What the statistics likely don’t take into account is the precarity of work in the arts field – with large quantities of work being freelance, sessional, casual, etc. Many of the creatives I interviewed didn’t make their whole income from the arts, and those who did had their fingers in a lot of pies to make that happen. Multiple pie fingers? That shit’s exhausting. Let’s not even go into the burnout that threatens the creative precariat at all times - I’m saving that for another article so I can make hundred or so more bucks. Maria Lewis says, ‘I’m an author of five novels and several anthologies, and to be able to continue working in my chosen creative field I also freelance as a journalist, work as a host and emcee, proofread and edit for clients, write advertorials, work in television writers rooms, produce documentary shorts, and honestly whatever else is on offer. And I’m still close to the edge. Most authors in Australia who are perceived as successful struggle at the very least, at the very most work multiple jobs just to be okay.’
Why not pick a job that pays more, has guaranteed hours? I dunno about anyone else, but for me: this is the thing I’m good at. I wish I had a flair for accountancy, the ability to code without getting a bloody headache, or an engineer’s mind. I just don’t. Writing is what drives me, what gets me up in the morning and keeps me awake at night. None of the creative precariat can help that the thing they’re best at is completely under-valued in our society.

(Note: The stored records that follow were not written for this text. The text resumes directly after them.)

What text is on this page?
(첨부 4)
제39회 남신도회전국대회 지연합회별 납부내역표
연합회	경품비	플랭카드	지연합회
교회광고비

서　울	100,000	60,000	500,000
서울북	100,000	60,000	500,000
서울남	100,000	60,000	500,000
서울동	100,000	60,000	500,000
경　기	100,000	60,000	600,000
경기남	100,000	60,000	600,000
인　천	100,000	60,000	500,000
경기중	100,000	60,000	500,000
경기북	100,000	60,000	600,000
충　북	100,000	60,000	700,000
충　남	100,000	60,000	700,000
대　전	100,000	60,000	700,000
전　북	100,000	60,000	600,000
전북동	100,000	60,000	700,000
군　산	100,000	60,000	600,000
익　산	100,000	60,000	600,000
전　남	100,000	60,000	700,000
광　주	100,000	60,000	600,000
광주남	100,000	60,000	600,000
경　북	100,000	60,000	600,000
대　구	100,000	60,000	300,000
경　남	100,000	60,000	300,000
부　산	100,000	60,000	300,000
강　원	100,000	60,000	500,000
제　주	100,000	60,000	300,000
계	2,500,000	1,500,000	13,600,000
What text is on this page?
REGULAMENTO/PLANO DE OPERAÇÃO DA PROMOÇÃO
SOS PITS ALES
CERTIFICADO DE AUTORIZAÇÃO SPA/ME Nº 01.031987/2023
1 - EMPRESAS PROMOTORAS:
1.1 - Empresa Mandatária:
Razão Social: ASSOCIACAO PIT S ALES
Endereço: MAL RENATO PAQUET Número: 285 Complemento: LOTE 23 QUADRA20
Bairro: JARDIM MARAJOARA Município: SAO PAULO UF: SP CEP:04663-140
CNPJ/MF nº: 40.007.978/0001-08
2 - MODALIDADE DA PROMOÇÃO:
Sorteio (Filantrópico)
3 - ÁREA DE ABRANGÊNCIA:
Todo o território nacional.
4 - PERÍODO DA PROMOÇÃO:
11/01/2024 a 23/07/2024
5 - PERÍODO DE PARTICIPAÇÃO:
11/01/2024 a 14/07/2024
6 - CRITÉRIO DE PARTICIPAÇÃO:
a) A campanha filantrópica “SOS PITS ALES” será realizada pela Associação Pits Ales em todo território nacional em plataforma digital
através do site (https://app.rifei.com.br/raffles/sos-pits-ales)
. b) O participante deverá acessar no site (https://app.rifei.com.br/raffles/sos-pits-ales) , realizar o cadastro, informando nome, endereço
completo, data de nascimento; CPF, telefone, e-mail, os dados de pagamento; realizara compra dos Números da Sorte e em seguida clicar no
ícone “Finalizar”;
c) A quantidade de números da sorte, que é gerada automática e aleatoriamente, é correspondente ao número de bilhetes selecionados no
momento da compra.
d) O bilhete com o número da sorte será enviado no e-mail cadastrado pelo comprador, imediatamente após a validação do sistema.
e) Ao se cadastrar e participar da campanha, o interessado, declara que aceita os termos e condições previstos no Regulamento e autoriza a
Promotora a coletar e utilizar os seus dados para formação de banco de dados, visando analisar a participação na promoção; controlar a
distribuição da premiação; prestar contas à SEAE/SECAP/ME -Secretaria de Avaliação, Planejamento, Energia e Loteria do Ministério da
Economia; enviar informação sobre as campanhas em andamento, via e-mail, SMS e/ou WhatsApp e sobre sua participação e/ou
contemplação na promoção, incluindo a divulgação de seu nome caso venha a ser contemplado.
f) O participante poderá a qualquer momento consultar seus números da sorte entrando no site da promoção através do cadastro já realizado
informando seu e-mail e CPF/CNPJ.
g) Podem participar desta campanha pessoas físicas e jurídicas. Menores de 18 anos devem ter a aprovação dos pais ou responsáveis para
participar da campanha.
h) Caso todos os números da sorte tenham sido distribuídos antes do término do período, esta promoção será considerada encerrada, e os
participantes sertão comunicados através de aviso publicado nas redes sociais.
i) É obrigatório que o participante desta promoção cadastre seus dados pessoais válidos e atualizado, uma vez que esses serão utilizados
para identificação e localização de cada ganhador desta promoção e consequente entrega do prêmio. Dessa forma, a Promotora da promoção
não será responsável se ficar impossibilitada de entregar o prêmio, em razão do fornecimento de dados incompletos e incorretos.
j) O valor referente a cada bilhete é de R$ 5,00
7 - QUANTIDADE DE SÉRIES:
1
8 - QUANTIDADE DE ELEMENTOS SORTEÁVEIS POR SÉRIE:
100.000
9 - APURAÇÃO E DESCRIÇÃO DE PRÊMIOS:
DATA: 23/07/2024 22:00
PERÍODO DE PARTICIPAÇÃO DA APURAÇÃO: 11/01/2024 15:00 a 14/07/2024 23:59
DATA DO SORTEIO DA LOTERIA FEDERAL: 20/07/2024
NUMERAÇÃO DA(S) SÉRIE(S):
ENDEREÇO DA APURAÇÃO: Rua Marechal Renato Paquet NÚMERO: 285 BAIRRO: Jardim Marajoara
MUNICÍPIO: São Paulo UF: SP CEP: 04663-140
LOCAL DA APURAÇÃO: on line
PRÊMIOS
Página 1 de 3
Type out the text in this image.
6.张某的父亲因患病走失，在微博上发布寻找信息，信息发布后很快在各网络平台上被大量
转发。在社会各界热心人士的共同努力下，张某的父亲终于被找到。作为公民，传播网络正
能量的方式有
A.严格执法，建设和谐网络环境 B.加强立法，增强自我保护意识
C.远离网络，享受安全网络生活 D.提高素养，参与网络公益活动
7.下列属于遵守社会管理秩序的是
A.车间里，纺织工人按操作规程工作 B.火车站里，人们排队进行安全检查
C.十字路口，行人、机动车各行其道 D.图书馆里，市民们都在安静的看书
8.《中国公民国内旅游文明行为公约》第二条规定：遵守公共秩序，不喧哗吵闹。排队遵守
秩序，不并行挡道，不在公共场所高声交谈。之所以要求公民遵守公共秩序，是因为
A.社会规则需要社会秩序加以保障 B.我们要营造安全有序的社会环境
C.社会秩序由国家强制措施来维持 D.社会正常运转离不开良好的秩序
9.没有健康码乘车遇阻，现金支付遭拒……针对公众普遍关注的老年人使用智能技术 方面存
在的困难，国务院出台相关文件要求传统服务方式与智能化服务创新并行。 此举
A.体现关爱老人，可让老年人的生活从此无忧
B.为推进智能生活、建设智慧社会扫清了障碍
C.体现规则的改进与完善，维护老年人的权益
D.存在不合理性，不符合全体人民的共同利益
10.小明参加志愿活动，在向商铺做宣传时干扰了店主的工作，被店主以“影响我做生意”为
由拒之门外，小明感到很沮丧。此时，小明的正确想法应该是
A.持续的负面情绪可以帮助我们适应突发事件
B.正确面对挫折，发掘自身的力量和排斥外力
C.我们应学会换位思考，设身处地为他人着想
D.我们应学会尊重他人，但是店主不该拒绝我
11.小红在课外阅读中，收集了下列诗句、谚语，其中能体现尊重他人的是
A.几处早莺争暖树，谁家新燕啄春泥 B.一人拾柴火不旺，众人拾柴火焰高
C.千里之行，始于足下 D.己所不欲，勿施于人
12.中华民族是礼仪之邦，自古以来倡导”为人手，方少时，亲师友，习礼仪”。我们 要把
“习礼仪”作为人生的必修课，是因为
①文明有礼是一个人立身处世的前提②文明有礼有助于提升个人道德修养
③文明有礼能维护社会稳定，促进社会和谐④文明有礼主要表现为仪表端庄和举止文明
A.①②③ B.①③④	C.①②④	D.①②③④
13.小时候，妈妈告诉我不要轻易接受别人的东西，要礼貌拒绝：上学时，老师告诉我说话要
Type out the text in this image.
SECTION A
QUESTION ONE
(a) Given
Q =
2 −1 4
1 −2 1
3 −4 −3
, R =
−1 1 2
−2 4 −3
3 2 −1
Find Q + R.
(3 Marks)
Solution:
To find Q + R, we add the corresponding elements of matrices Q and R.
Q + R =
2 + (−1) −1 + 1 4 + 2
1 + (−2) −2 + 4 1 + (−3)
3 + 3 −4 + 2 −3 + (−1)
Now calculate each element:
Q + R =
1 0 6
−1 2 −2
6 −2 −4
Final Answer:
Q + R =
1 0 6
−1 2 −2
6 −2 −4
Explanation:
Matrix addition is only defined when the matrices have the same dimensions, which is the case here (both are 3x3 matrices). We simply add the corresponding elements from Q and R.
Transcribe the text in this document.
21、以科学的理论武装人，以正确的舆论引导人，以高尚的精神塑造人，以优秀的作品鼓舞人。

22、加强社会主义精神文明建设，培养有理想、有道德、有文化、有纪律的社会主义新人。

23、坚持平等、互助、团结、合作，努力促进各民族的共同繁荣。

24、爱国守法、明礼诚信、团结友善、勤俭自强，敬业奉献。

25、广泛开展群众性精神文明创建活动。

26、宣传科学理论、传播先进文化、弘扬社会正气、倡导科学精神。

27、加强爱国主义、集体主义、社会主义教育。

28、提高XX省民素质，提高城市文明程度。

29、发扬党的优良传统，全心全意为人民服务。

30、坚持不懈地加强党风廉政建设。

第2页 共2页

With precarity becoming the new normal in the arts (and in many other fields), I see a bleak future. Art takes time and needs support. Imagine what we could create if we weren’t on the constant hustle or worrying about how we’re going to pay the power bill. Artists don’t fulfil their potential on diets of ramen. The starving artist trope is a trope for a reason, but suffering does not beget art. It makes it so much harder.